Les dictionnaires se sont mis à jour. La langue évolue avec la culture et la société, et ces nouvelles éditions donnent une photographie tragi-comique de l’état présent de la France. La grande déculturation est en marche, elle n’épargnera pas ces grandes institutions nationales que sont Le Robert et Le Petit Larousse.
Lundi, parmi les 150 nouveaux noms communs que dévoilait la dernière mouture du Petit Larousse, figuraient entre autres « Selfie », « Bolos » ou « Mémériser ». Il est navrant de constater que les éditeurs des dictionnaires s’abandonnent à l’air du temps, pour satisfaire aux desiderata d’une partie inculte de la jeunesse qui n’en demandait probablement pas tant. Quel est l’intérêt d’un coup de pub qui amène à se trahir et à trahir la langue française ? « Selfie » n’est pas un mot français ; sa version québécoise, l’« egoportrait », est beaucoup plus correcte et amusante. Mais que voulez-vous, nos dirigeants n’aiment rien tant que ce qui nous vient d’outre-Atlantique. C’est jeune, frais, festif et multiculturel.
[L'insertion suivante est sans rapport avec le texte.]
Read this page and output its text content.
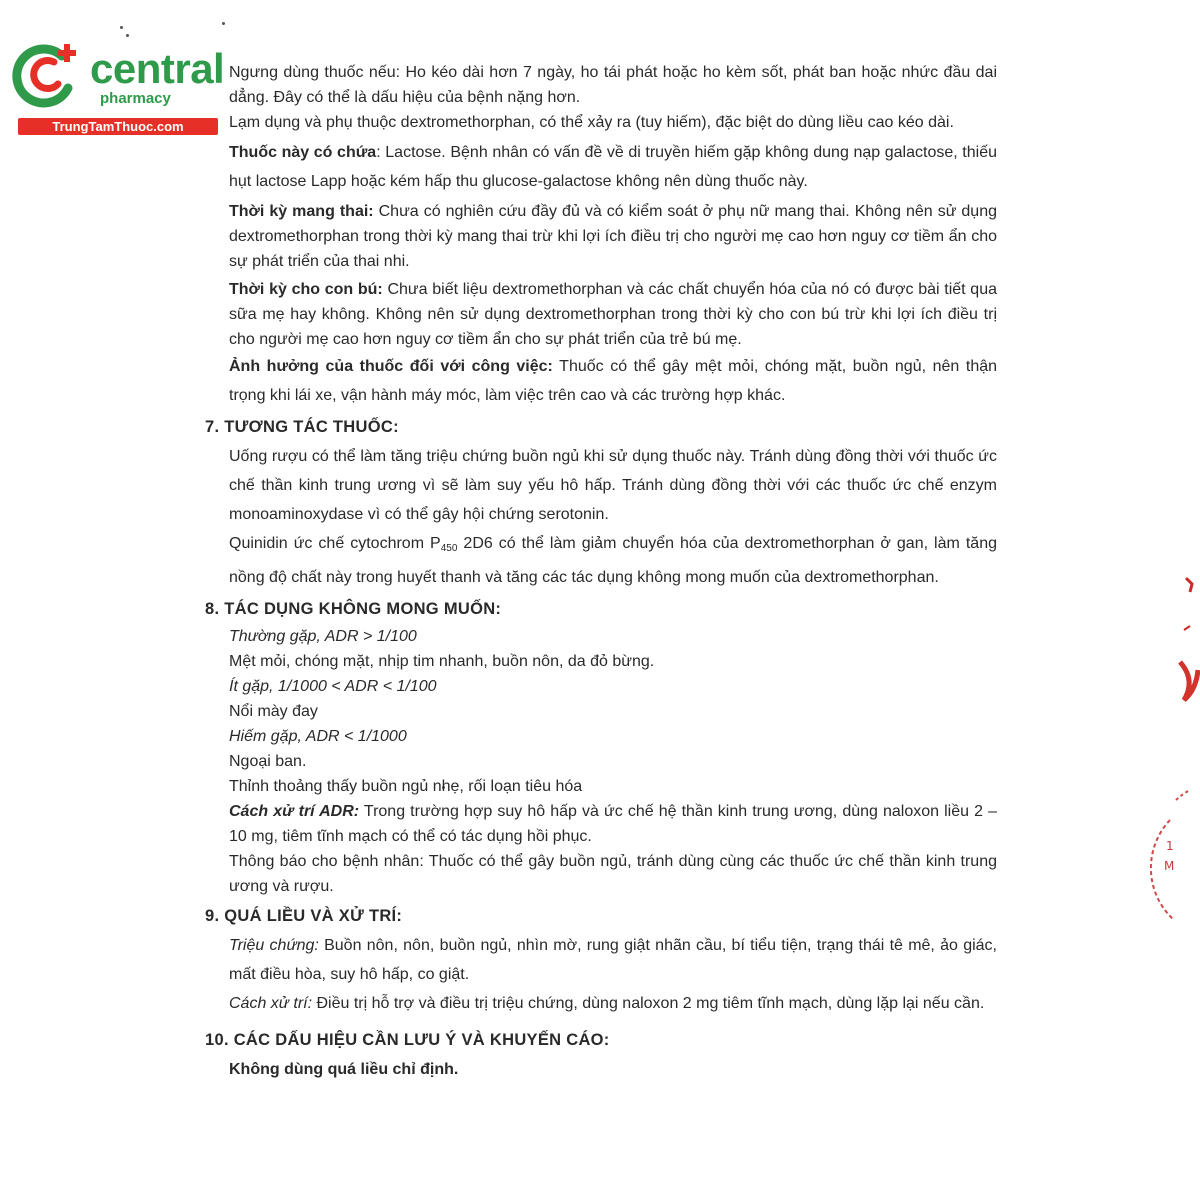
central
pharmacy
TrungTamThuoc.com

Ngưng dùng thuốc nếu: Ho kéo dài hơn 7 ngày, ho tái phát hoặc ho kèm sốt, phát ban hoặc nhức đầu dai dẳng. Đây có thể là dấu hiệu của bệnh nặng hơn.

Lạm dụng và phụ thuộc dextromethorphan, có thể xảy ra (tuy hiếm), đặc biệt do dùng liều cao kéo dài.

Thuốc này có chứa: Lactose. Bệnh nhân có vấn đề về di truyền hiếm gặp không dung nạp galactose, thiếu hụt lactose Lapp hoặc kém hấp thu glucose-galactose không nên dùng thuốc này.

Thời kỳ mang thai: Chưa có nghiên cứu đầy đủ và có kiểm soát ở phụ nữ mang thai. Không nên sử dụng dextromethorphan trong thời kỳ mang thai trừ khi lợi ích điều trị cho người mẹ cao hơn nguy cơ tiềm ẩn cho sự phát triển của thai nhi.

Thời kỳ cho con bú: Chưa biết liệu dextromethorphan và các chất chuyển hóa của nó có được bài tiết qua sữa mẹ hay không. Không nên sử dụng dextromethorphan trong thời kỳ cho con bú trừ khi lợi ích điều trị cho người mẹ cao hơn nguy cơ tiềm ẩn cho sự phát triển của trẻ bú mẹ.

Ảnh hưởng của thuốc đối với công việc: Thuốc có thể gây mệt mỏi, chóng mặt, buồn ngủ, nên thận trọng khi lái xe, vận hành máy móc, làm việc trên cao và các trường hợp khác.

7. TƯƠNG TÁC THUỐC:

Uống rượu có thể làm tăng triệu chứng buồn ngủ khi sử dụng thuốc này. Tránh dùng đồng thời với thuốc ức chế thần kinh trung ương vì sẽ làm suy yếu hô hấp. Tránh dùng đồng thời với các thuốc ức chế enzym monoaminoxydase vì có thể gây hội chứng serotonin.

Quinidin ức chế cytochrom $P_{450}$ 2D6 có thể làm giảm chuyển hóa của dextromethorphan ở gan, làm tăng nồng độ chất này trong huyết thanh và tăng các tác dụng không mong muốn của dextromethorphan.

8. TÁC DỤNG KHÔNG MONG MUỐN:

Thường gặp, ADR > 1/100

Mệt mỏi, chóng mặt, nhịp tim nhanh, buồn nôn, da đỏ bừng.

Ít gặp, 1/1000 < ADR < 1/100

Nổi mày đay

Hiếm gặp, ADR < 1/1000

Ngoại ban.

Thỉnh thoảng thấy buồn ngủ nhẹ, rối loạn tiêu hóa

Cách xử trí ADR: Trong trường hợp suy hô hấp và ức chế hệ thần kinh trung ương, dùng naloxon liều 2 – 10 mg, tiêm tĩnh mạch có thể có tác dụng hồi phục.

Thông báo cho bệnh nhân: Thuốc có thể gây buồn ngủ, tránh dùng cùng các thuốc ức chế thần kinh trung ương và rượu.

9. QUÁ LIỀU VÀ XỬ TRÍ:

Triệu chứng: Buồn nôn, nôn, buồn ngủ, nhìn mờ, rung giật nhãn cầu, bí tiểu tiện, trạng thái tê mê, ảo giác, mất điều hòa, suy hô hấp, co giật.

Cách xử trí: Điều trị hỗ trợ và điều trị triệu chứng, dùng naloxon 2 mg tiêm tĩnh mạch, dùng lặp lại nếu cần.

10. CÁC DẤU HIỆU CẦN LƯU Ý VÀ KHUYẾN CÁO:

Không dùng quá liều chỉ định.

1
M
Le terme « mémériser » a, par exemple, été popularisé par l’animatrice « relookeuse » (j’anticipe l’édition 2017) Cristina Córdula. La « mémérisation » est un néologisme qualifiant l’opération, pour une femme, de s’apprêter d’une façon qui la vieillit. On peut aussi le traduire au masculin : « François Hollande était pépérisé par Ségolène Royal, en changeant de compagne il espérait paraître un peu moins bolos. » Voilà une phrase élégante, et riche d’un vocabulaire enjoué.